NVIDIA Technical BlogAugust 10, 2023

Selecting Large Language Model Customization Techniques

Enterprises often require custom models to tailor the language processing capabilities to their specific use cases and domain knowledge. NVIDIA NeMo is an end-to-end framework that allows building, customizing, and deploying generative AI models anywhere. When selecting a customization technique for a large language model (LLM), trade-offs need to be considered between dataset size requirements, training effort, and downstream task accuracy requirements. Here are some techniques:

Parameter-efficient fine-tuning (PEFT): This technique involves introducing a small number of parameters or layers to an existing LLM architecture and training it with use-case-specific data. PEFT provides higher accuracy than prompt engineering and prompt learning but requires more training data and compute resources.
Few-shot prompting: This technique requires adding a few sample prompts and completion pairs to the prompt of the LLM. By doing this, the LLM learns how to generate responses for new, unseen prompts. Few-shot prompting is an efficient way to customize the LLM without extensive training.

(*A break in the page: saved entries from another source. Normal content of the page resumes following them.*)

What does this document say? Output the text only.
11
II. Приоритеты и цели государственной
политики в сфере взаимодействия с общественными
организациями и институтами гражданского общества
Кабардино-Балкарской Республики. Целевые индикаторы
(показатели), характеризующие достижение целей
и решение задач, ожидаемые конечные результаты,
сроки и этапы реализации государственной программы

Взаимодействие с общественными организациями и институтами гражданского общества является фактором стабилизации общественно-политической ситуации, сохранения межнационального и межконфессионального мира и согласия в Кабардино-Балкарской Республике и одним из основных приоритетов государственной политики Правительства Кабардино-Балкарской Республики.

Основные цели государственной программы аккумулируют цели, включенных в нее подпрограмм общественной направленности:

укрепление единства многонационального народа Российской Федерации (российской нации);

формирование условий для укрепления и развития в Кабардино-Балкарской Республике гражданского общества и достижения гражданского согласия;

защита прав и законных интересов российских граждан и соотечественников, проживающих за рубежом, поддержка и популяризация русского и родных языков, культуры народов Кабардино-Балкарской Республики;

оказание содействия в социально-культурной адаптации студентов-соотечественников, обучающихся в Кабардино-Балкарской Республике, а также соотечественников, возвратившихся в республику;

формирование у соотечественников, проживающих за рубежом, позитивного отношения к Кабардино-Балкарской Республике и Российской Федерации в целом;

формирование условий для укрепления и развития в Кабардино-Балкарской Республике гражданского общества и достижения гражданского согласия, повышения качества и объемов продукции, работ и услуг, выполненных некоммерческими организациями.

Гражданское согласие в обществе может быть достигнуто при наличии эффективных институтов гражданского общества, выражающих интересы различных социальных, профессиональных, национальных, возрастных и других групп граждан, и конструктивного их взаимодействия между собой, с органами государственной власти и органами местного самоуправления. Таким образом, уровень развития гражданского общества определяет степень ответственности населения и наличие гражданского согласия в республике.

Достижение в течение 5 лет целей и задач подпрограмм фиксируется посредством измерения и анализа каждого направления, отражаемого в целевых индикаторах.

Chain-of-thought reasoning: Similar to how humans decompose larger problems into smaller ones, chain-of-thought reasoning is a prompt engineering technique that helps LLMs improve their performance on multi-step tasks. The system prompt serves as input to the LLM, guiding its response generation.

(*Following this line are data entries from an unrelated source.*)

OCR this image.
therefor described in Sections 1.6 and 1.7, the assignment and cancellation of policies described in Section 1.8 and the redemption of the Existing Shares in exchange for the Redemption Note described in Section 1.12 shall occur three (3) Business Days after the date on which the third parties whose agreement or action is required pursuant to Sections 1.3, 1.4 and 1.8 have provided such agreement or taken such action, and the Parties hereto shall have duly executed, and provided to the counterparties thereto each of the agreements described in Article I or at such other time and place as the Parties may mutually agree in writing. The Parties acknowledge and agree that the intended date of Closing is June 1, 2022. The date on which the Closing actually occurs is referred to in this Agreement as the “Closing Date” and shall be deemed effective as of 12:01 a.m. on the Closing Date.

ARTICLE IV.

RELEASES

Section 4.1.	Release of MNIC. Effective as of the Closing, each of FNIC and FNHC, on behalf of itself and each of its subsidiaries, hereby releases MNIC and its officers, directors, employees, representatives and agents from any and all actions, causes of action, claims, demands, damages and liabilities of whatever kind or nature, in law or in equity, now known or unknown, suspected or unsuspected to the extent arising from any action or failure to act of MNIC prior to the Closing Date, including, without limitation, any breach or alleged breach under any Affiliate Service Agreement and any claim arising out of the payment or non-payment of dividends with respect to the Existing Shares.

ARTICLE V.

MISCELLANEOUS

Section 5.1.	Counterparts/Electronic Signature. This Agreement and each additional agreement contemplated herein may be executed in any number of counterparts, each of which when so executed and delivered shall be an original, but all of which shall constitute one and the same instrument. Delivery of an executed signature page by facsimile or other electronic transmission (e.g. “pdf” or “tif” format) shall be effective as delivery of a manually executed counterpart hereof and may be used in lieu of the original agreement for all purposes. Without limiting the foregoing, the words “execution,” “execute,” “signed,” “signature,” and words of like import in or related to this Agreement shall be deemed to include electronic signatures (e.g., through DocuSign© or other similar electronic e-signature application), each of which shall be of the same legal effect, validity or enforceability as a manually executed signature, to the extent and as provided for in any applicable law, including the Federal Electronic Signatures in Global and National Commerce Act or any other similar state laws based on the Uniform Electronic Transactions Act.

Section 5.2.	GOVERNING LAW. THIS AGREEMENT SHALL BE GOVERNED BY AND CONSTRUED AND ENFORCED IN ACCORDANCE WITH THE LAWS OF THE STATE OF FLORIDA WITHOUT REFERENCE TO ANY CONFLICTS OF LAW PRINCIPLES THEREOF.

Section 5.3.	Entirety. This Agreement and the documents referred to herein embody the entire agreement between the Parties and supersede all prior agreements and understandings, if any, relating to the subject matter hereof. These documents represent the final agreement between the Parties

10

Prompt learning: Prompt learning is a customization method that allows using pretrained LLMs on various downstream tasks without tuning the model's full set of parameters. Instead, virtual prompt embeddings are optimized using gradient descent. This technique is efficient and adaptable.

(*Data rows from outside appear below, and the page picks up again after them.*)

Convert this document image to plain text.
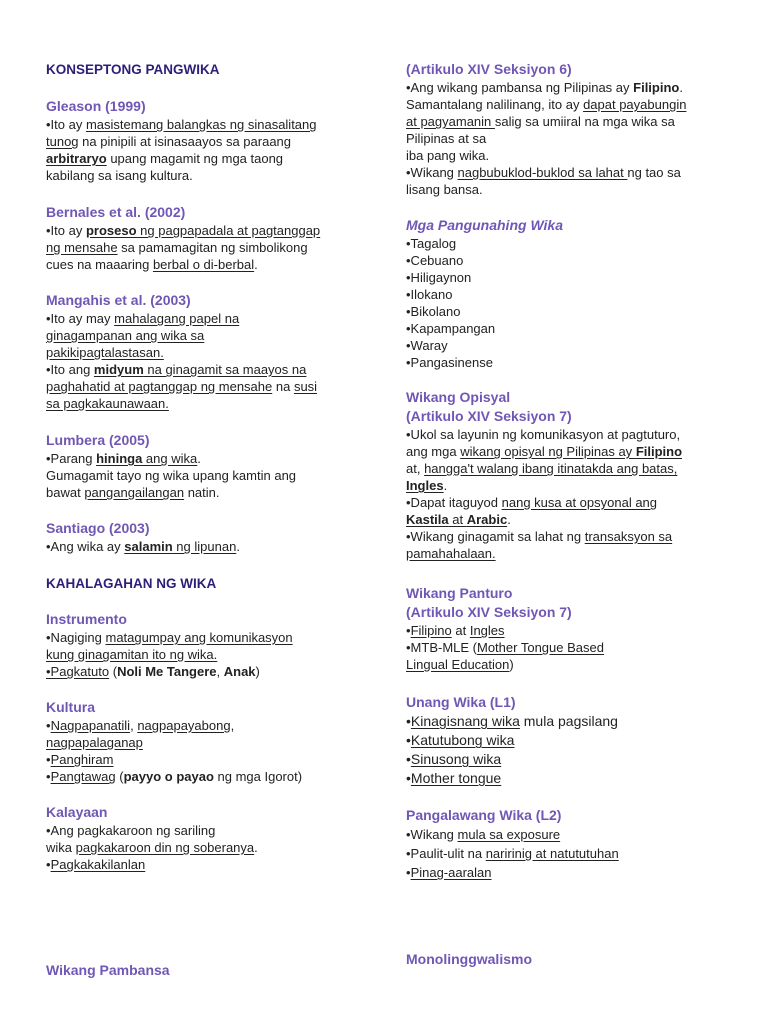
KONSEPTONG PANGWIKA
Gleason (1999)
•Ito ay masistemang balangkas ng sinasalitang
tunog na pinipili at isinasaayos sa paraang
arbitraryo upang magamit ng mga taong
kabilang sa isang kultura.
Bernales et al. (2002)
•Ito ay proseso ng pagpapadala at pagtanggap
ng mensahe sa pamamagitan ng simbolikong
cues na maaaring berbal o di-berbal.
Mangahis et al. (2003)
•Ito ay may mahalagang papel na
ginagampanan ang wika sa
pakikipagtalastasan.
•Ito ang midyum na ginagamit sa maayos na
paghahatid at pagtanggap ng mensahe na susi
sa pagkakaunawaan.
Lumbera (2005)
•Parang hininga ang wika.
Gumagamit tayo ng wika upang kamtin ang
bawat pangangailangan natin.
Santiago (2003)
•Ang wika ay salamin ng lipunan.
KAHALAGAHAN NG WIKA
Instrumento
•Nagiging matagumpay ang komunikasyon
kung ginagamitan ito ng wika.
•Pagkatuto (Noli Me Tangere, Anak)
Kultura
•Nagpapanatili, nagpapayabong,
nagpapalaganap
•Panghiram
•Pangtawag (payyo o payao ng mga Igorot)
Kalayaan
•Ang pagkakaroon ng sariling
wika pagkakaroon din ng soberanya.
•Pagkakakilanlan
Wikang Pambansa
(Artikulo XIV Seksiyon 6)
•Ang wikang pambansa ng Pilipinas ay Filipino.
Samantalang nalilinang, ito ay dapat payabungin
at pagyamanin salig sa umiiral na mga wika sa
Pilipinas at sa
iba pang wika.
•Wikang nagbubuklod-buklod sa lahat ng tao sa
lisang bansa.
Mga Pangunahing Wika
•Tagalog
•Cebuano
•Hiligaynon
•Ilokano
•Bikolano
•Kapampangan
•Waray
•Pangasinense
Wikang Opisyal
(Artikulo XIV Seksiyon 7)
•Ukol sa layunin ng komunikasyon at pagtuturo,
ang mga wikang opisyal ng Pilipinas ay Filipino
at, hangga't walang ibang itinatakda ang batas,
Ingles.
•Dapat itaguyod nang kusa at opsyonal ang
Kastila at Arabic.
•Wikang ginagamit sa lahat ng transaksyon sa
pamahahalaan.
Wikang Panturo
(Artikulo XIV Seksiyon 7)
•Filipino at Ingles
•MTB-MLE (Mother Tongue Based
Lingual Education)
Unang Wika (L1)
•Kinagisnang wika mula pagsilang
•Katutubong wika
•Sinusong wika
•Mother tongue
Pangalawang Wika (L2)
•Wikang mula sa exposure
•Paulit-ulit na naririnig at natututuhan
•Pinag-aaralan
Monolinggwalismo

Prompt tuning: Using pretrained LLMs, prompt tuning initializes soft prompt embeddings as a 2D matrix. The tasks do not share any parameters during training or inference. After prompt tuning is complete, the prompt-tuned virtual tokens are moved to the prompt-tuned and p-tuned soft prompts. This technique reduces the number of trainable parameters and ensures strong performance on downstream tasks.
Adapter Learning: Adapter Learning introduces small feed-forward layers between the layers of the core transformer architecture. This technique allows for easy customization of the LLM without compromising its overall performance.

By considering these customization techniques, enterprises can select the most suitable approach for their specific needs and strike a balance between data requirements, training effort, and downstream task accuracy.